Eriksson, The Independent's new football columnist, told the English nation "don't kill Rooney" after the player's dismissal at Gelsenkirchen in the 2006 World Cup quarter-final against Portugal, and he declared after Rooney's three-game suspension for next summer's finals that the 25-year-old is still being subjected to more criticism than he would in continental Europe. "Criticise him for one or two days and then it's over," Eriksson said. "During the first days [the reaction] is the same in England as it would be in Italy, Portugal, Sweden. But here it has a habit of going on forever."

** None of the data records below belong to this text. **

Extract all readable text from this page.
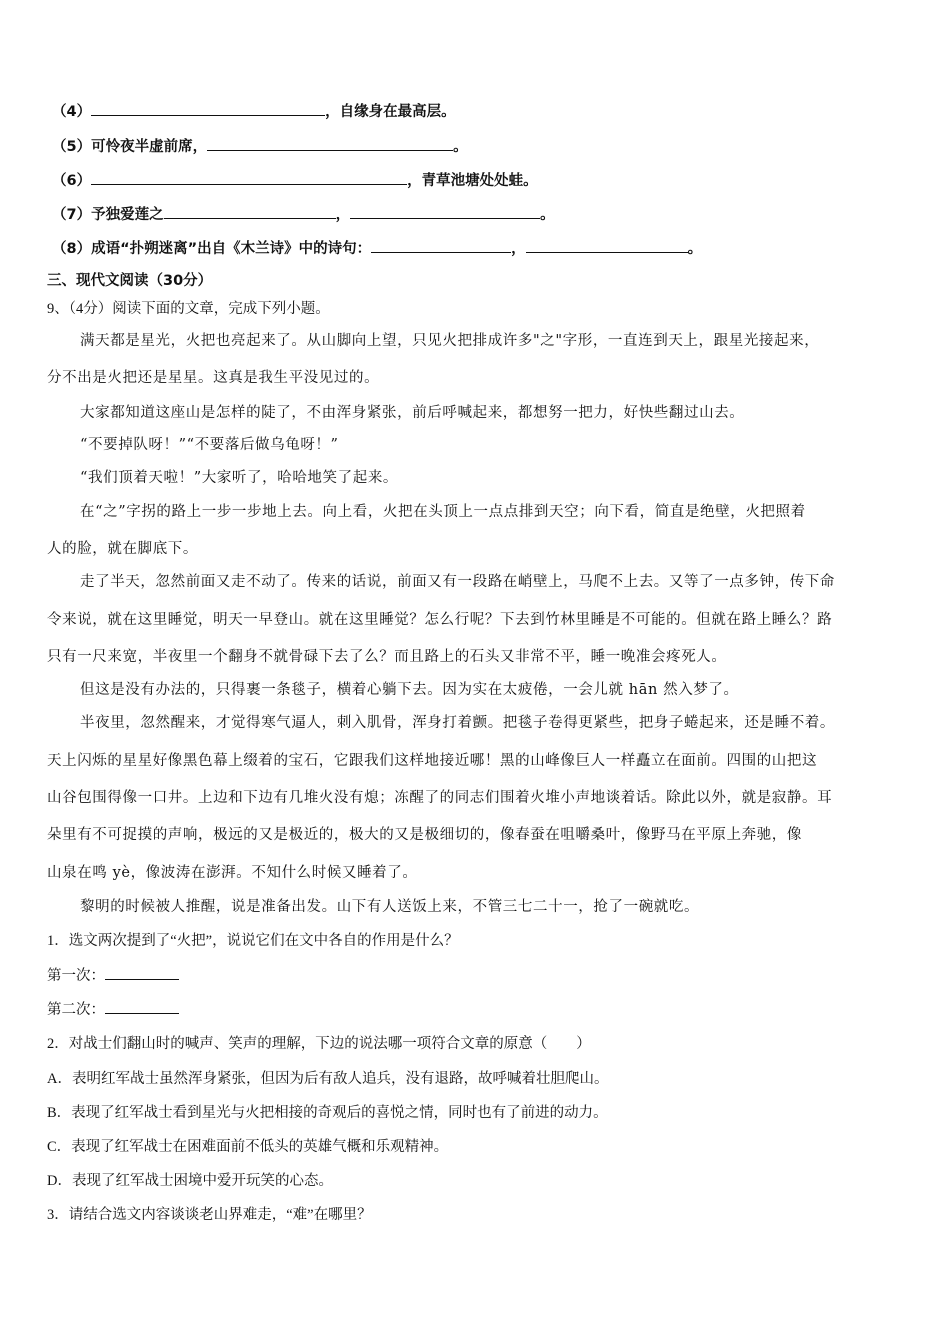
（4）	，自缘身在最高层。
（5）可怜夜半虚前席，	。
（6）	，青草池塘处处蛙。
（7）予独爱莲之	，	。
（8）成语“扑朔迷离”出自《木兰诗》中的诗句：	，	。
三、现代文阅读（30分）
9、（4分）阅读下面的文章，完成下列小题。
满天都是星光，火把也亮起来了。从山脚向上望，只见火把排成许多"之"字形，一直连到天上，跟星光接起来，
分不出是火把还是星星。这真是我生平没见过的。
大家都知道这座山是怎样的陡了，不由浑身紧张，前后呼喊起来，都想努一把力，好快些翻过山去。
“不要掉队呀！”“不要落后做乌龟呀！”
“我们顶着天啦！”大家听了，哈哈地笑了起来。
在“之”字拐的路上一步一步地上去。向上看，火把在头顶上一点点排到天空；向下看，简直是绝壁，火把照着
人的脸，就在脚底下。
走了半天，忽然前面又走不动了。传来的话说，前面又有一段路在峭壁上，马爬不上去。又等了一点多钟，传下命
令来说，就在这里睡觉，明天一早登山。就在这里睡觉？怎么行呢？下去到竹林里睡是不可能的。但就在路上睡么？路
只有一尺来宽，半夜里一个翻身不就骨碌下去了么？而且路上的石头又非常不平，睡一晚准会疼死人。
但这是没有办法的，只得裹一条毯子，横着心躺下去。因为实在太疲倦，一会儿就 hān 然入梦了。
半夜里，忽然醒来，才觉得寒气逼人，刺入肌骨，浑身打着颤。把毯子卷得更紧些，把身子蜷起来，还是睡不着。
天上闪烁的星星好像黑色幕上缀着的宝石，它跟我们这样地接近哪！黑的山峰像巨人一样矗立在面前。四围的山把这
山谷包围得像一口井。上边和下边有几堆火没有熄；冻醒了的同志们围着火堆小声地谈着话。除此以外，就是寂静。耳
朵里有不可捉摸的声响，极远的又是极近的，极大的又是极细切的，像春蚕在咀嚼桑叶，像野马在平原上奔驰，像
山泉在鸣 yè，像波涛在澎湃。不知什么时候又睡着了。
黎明的时候被人推醒，说是准备出发。山下有人送饭上来，不管三七二十一，抢了一碗就吃。
1．选文两次提到了“火把”，说说它们在文中各自的作用是什么？
第一次：
第二次：
2．对战士们翻山时的喊声、笑声的理解，下边的说法哪一项符合文章的原意（　　）
A．表明红军战士虽然浑身紧张，但因为后有敌人追兵，没有退路，故呼喊着壮胆爬山。
B．表现了红军战士看到星光与火把相接的奇观后的喜悦之情，同时也有了前进的动力。
C．表现了红军战士在困难面前不低头的英雄气概和乐观精神。
D．表现了红军战士困境中爱开玩笑的心态。
3．请结合选文内容谈谈老山界难走，“难”在哪里？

The Football Association is leaning towards an appeal to Uefa over the three-game ban but the Leicester City manager, who also declared in his valedictory press conference at Gelsenkirchen, that Rooney would "win a World Cup one day", insisted that his capacity to score in next summer's final in Kiev's Olympic Stadium made his selection essential, regardless of his absence earlier in the tournament.

"I don't know how [Fabio] Capello is thinking. I guess he is frustrated because it is obvious that Rooney is the best striker we have in England," said Eriksson, whose first column will be published on Wednesday. "I can guess that Wayne Rooney is disappointed as well. But I would take him to the finals – of course. England will go further than the group stage. You have the quarters straight away – you have a very fresh player for the quarter-finals. That's my idea. Rooney, we know, is a match-winner. That's why you have to take a gamble."

Eriksson did that with David Beckham, who broke a metatarsal before the 2002 World Cup and with Michael Owen, who did the same six months before the 2006 tournament. And he would take that gamble again. "I know some people thought that was wrong but if you think about Rooney, Beckham, Owen at that time – you had to take them because they can win a match for you."